Dividing an octahedron into two congruent regions 
Consider a regular solid octahedron, which includes the interior.  Let $r$ be the subset consisting of the top vertex,  two vertices adjacent to it but not to each other, and the two edges between them, as in the diagram above.  Let $g$ be the congruent subset constructed on the two edges and three vertices that do not intersect $r$.
Now color every point of the octahedron red if it is closer to some point of $r$ than to any point of $g$, and conversely green if it is closer to $g$ than to $r$.  We can call the sets of red and green points $R$ and $G$; by symmetry, they are congruent.  The boundary between them is the (two-dimensional) set $B$ of all points equidistant from $r$ and $g$.

What does $R$ look like?  What shape is the boundary $B$?

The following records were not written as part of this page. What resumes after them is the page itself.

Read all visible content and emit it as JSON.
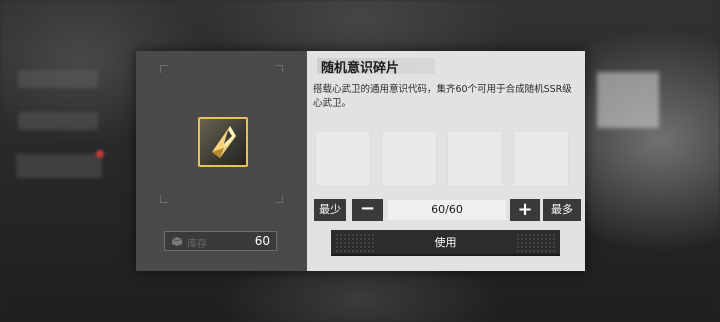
{
  "item": {
    "name": "随机意识碎片",
    "description": "搭载心武卫的通用意识代码，集齐60个可用于合成随机SSR级心武卫。",
    "icon": "crystal-shard-icon",
    "rarity_color": "#e8c15a"
  },
  "stock": {
    "label": "库存",
    "value": "60",
    "icon": "box-icon"
  },
  "quantity": {
    "min_label": "最少",
    "minus_label": "−",
    "value": "60/60",
    "plus_label": "+",
    "max_label": "最多"
  },
  "actions": {
    "use_label": "使用"
  },
  "colors": {
    "panel_left": "#4a4a4a",
    "panel_right": "#e2e2e2",
    "button_dark": "#3a3a3a"
  }
}
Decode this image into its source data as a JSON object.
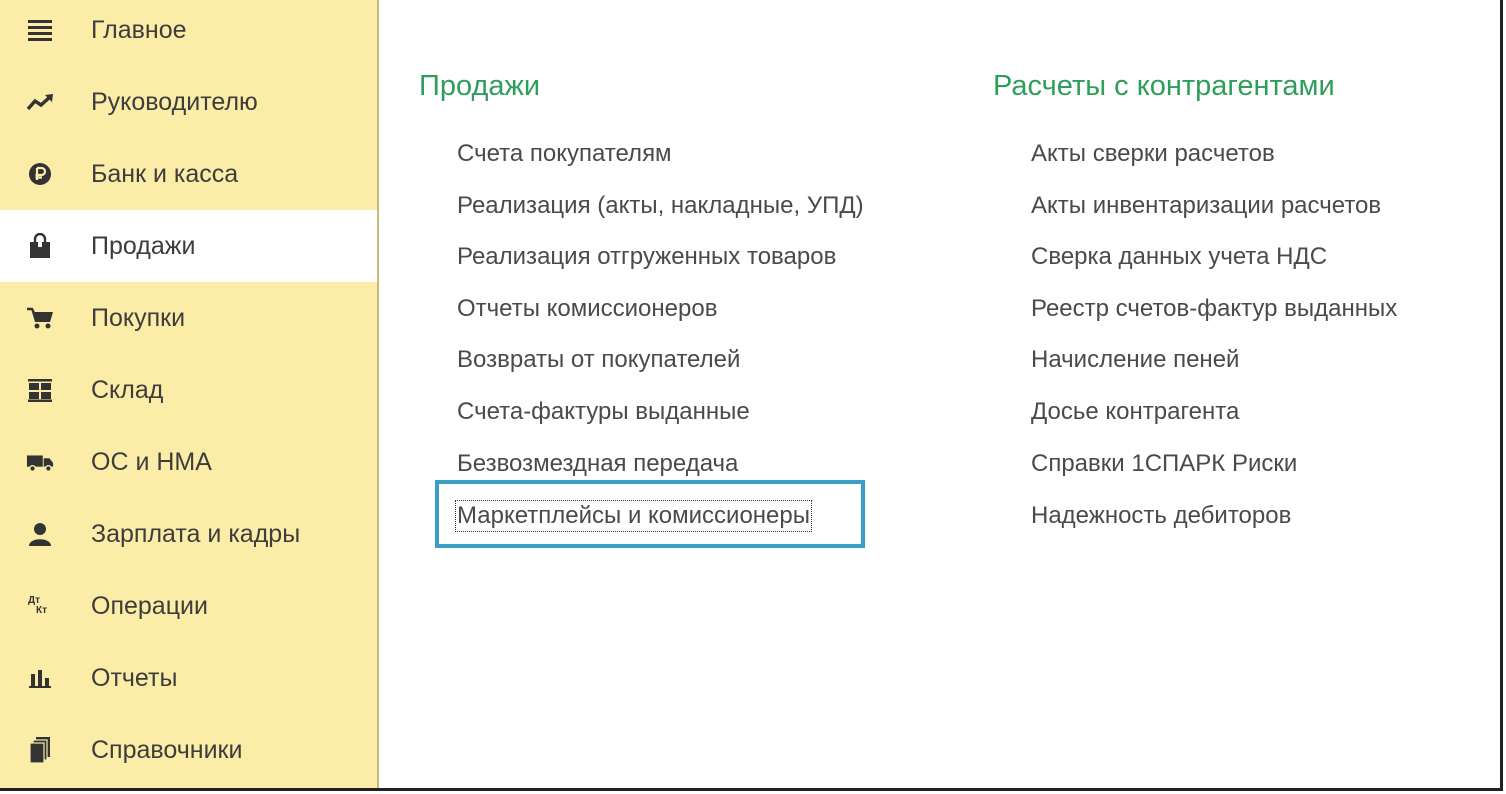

It appears to me that the intersection of $B$ and the surface of the octahedron is a wiggly, approximately cubical loop made from eight parabolic segments joined end to end to end, but I am not certain.  
It also seems plausible that $B$ is obtained from this wiggly loop by taking the union of the straight segments from the points of the loop to the center $O$ of the octahedron, but again I am not sure.
In any case I am not able to visualize what this actually looks like or what the congruent solids $R$ and $G$ look like.
 A: The locus of the boundary between the two regions within the octahedron is given by the condition $$\frac{1}{2}(-x^2+y^2-4z) + (z-1)|x| + (z+1)|y| = 0, \quad |x| + |y| + |z| \le 1.$$  As already pointed out, this is the union of four sections of hyperbolic paraboloids.  See the animation:

Consider the octahedron with vertices $$(\pm 1, 0, 0), (0, \pm 1, 0), (0, 0, \pm 1)$$ in $\mathbb R^3$, and, because of the reflection symmetry, consider the quadrant where $x, y \ge 0$.  Without loss of generality, suppose the red line is parametrized by $$R(t) : [0,1] \mapsto \mathbb R^3, \quad R(t) = (1-t)(0,1,0) + t(0,0,1) = (0, 1-t, t)$$ and the green line by $$G(u) : [0,1] \mapsto \mathbb R^3, \quad G(u) = (1-u)(1,0,0) + u(0,0,-1) = (1-u, 0, -u).$$  Then for a point $(x,y,z)$ on the boundary, the minimum distance to each line satisfies the condition $$\min_{u \in [0,1]} |G(u) - (x,y,z)| = \min_{t \in [0,1]} |R(t) - (x,y,z)|.$$  To this end, we have
$$|R(t)-(x,y,z)|^2 = x^2 + (t+y-1)^2 + (t-z)^2, \\ 0 = \frac{d}{dt}\left[|R(t) - (x,y,z)|^2\right]  \Rightarrow t = \frac{1-y+z}{2}.$$  Similarly, $$u = \frac{1-x-z}{2}.$$  Then solving the equality condition gives $$2x^2 + (y+z-1)^2 = 2y^2 + (x-z-1)^2.$$  This already implicitly defines the boundary in the given quadrant; so if we replace $(x,y,z)$ by $(|x|,|y|,z)$, we get the above relationship.  We can also write it as $$z = \frac{x^2-y^2 + 2|x| - 2|y|}{2(2-|x|-|y|)}.$$
A: The boundary is defined by the set of points equidistant from the two closest line segments.  
For each red/green pair (4 pairs), that set of points is a hyperbolic paraboloiod.